2. “EU-US Privacy Framework” means means the legal mechanism adopted by the European Commission on July 10, 2023, that enables the transfer of personal data from the European Union to certified companies in the United States, ensuring an adequate level of protection in line with the General Data Protection Regulation (GDPR). U.S. companies participating in the framework must self-certify their adherence to data protection principles concerning data security, transparency, and individual rights, and are subject to enforcement by the U.S. Federal Trade Commission (FTC) and other oversight mechanisms provided by the framework.
3. “User”, “user” or “you” is the person who visits and/or uses our website and/or makes use of our services and who is identical to the data subject.
4. “Usage Data” is information collected automatically when you visit our website, including: IP address, domain name, URI (Uniform Resource Identifier) address, requesting provider, browser and operating system characteristics and IT environment, system logs, country of origin and geographical details, time and date and method of request, various time details per visit, size and status (numerical code) of the file received in response from the server (e.g. successful outcome, error), amount of data transferred, path details of the path followed within the application, referrer URL (previously visited page).

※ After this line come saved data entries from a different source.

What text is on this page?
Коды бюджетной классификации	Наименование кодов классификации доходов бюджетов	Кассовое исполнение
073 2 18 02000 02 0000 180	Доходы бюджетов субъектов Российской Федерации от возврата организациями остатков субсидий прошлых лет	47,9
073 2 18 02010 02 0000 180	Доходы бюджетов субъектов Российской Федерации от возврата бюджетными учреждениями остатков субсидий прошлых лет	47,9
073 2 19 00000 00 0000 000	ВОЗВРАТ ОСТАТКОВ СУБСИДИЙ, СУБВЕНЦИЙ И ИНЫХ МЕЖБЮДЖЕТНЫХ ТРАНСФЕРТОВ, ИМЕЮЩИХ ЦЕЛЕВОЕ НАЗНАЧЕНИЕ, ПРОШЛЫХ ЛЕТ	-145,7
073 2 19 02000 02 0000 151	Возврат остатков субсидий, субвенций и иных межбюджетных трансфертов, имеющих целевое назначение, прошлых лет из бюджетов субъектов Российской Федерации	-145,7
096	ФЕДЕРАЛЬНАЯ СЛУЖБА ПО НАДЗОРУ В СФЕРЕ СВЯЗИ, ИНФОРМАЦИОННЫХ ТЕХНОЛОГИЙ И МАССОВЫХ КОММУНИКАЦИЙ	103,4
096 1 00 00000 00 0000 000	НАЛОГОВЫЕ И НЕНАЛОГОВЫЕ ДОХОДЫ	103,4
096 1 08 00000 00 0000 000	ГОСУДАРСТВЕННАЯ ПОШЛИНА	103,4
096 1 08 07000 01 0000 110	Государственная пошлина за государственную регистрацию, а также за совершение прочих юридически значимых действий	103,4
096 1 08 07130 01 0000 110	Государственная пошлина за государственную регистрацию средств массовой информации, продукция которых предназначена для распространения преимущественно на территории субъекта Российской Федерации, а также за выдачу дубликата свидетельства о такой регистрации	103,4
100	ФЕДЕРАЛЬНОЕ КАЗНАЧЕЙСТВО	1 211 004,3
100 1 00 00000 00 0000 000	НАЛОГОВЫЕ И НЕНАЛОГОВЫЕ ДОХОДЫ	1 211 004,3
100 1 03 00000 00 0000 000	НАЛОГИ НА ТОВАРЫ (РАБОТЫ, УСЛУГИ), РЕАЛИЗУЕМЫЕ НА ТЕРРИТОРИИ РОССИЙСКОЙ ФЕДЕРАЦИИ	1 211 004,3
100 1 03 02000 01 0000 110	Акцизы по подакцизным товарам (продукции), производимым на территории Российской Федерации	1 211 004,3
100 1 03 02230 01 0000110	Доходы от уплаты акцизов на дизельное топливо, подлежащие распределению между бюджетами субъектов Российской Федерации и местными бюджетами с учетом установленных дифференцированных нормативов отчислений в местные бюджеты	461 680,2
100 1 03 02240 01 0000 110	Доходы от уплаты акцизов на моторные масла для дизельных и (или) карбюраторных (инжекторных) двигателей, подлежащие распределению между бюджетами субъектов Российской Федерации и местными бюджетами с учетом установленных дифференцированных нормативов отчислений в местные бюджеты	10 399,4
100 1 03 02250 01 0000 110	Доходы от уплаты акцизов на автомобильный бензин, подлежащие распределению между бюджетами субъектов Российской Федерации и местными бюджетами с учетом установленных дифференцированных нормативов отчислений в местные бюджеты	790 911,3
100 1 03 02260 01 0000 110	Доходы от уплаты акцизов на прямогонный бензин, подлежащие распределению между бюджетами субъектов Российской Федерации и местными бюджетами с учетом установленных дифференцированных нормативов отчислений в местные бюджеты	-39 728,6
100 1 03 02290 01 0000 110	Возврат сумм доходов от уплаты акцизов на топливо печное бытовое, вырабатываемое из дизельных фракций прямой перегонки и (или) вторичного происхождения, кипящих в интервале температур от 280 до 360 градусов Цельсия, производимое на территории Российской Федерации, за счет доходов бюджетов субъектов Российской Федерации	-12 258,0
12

5. “Tracker” means any technology, such as cookies, unique identifiers, web beacons, embedded scripts, e-tags and fingerprinting, that enables the tracking of users by accessing or storing information on the user's device. Trackers can set Universally Unique Identifiers (UUID) to recognize information or the end device (e.g. unique device identifiers, device identifiers for advertising such as Google Advertiser ID or IDFA) and store or access data ( "tracker data" ) and process usage data or other personal data.
Otherwise, the definitions of Art. 4 GDPR apply.
IV. Changes and adjustments
We will update this Privacy Policy based on the actual data processing on and in connection with our website and our activities. If there are changes to the processing activities for which the user has given consent, we will obtain consent again if necessary.